By Tim Sandle     Aug 24, 2014 in Health
New research reveals the common practice of using celebrity-endorsed drug adverts to offer treatments more credibility does not influence doctors when it comes to prescribing or strongly influencing consumers when they visit drug stores.
In the U.S. especially, where there are less controls over advertising prescription medicines, celebrities appear in drug and disease-specific adverts. Recently this has included actor Brooke Shields and singer Jessica Simpson.
To what extent do these celebrity driven advertising campaigns work? This was the research question posed by a report for the International Journal of Pharmaceutical and Healthcare Marketing.
The outcome of the study, Pharmaceutical News summarizes, was that the personal relevance of the adverts and not the celebrity selling them that has an impact on what consumers actually buy. For the research participants were randomly shown a fictitious print advert for a website offering depression advice.
In the study one group where shown either an image of actor Harrison Ford or actress Ashley Judd (both who have made public their issues with depression), while in the other group people where shown images that reflected the age and sex of the two celebrities — but changed their faces enough to make them look different, and were therefore not recognized as a celebrity. The researchers found that the majority of respondents went against recent research and viewed the celebrities within the ads as significantly more credible, but this did not reflect in their consumer behavior.
The study also found that it is the level of personal relevance to the advert which is the primary differentiating factor in consumer response.
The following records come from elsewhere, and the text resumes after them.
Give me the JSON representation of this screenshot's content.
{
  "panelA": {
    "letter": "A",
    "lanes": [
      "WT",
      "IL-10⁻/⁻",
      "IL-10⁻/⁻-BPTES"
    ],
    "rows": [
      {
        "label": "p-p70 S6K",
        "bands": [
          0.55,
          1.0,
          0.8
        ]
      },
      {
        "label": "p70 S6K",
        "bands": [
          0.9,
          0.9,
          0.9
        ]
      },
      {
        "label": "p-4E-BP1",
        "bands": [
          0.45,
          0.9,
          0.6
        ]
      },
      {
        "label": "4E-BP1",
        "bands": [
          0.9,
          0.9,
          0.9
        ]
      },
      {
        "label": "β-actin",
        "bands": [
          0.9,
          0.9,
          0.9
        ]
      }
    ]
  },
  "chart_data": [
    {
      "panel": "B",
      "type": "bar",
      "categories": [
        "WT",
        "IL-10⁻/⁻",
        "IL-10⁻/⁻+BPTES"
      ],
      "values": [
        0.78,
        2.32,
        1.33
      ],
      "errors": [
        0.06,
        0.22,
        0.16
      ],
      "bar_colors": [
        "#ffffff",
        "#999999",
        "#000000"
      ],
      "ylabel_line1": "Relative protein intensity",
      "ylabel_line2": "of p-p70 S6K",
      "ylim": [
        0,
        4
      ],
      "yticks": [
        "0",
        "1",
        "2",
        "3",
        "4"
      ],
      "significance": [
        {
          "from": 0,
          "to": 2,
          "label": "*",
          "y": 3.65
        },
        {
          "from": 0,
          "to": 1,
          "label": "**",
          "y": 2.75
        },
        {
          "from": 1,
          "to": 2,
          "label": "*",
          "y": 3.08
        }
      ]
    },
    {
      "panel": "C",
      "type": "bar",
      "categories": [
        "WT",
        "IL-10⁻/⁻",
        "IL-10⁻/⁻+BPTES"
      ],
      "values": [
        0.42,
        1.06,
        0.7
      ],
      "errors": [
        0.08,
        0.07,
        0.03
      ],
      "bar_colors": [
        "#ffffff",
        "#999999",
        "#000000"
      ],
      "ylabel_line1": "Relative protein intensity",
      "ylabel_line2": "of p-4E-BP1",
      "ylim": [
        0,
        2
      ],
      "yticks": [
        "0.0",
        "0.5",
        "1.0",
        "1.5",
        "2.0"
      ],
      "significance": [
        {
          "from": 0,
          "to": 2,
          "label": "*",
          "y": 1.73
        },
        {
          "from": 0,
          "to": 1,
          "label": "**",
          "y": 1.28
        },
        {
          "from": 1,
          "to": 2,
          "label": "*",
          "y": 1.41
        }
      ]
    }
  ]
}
Therefore, the effect of the celebrity in the advert was independent of this factor.
Interviewed by PharamFile, Professor Brent Rollins, of the Philadelphia College of Osteopathic Medicine (PCOM) and joint author of the study, said: “This research demonstrates that even if consumers deem the celebrity as more credible and pay significantly greater attention to the ad, it does not change the desire to act and search for more information, discuss the disease with their doctor or ask for a prescription.”
The study is titled “Impact of celebrity endorsements in disease-specific direct-to-consumer (DTC) advertisements.”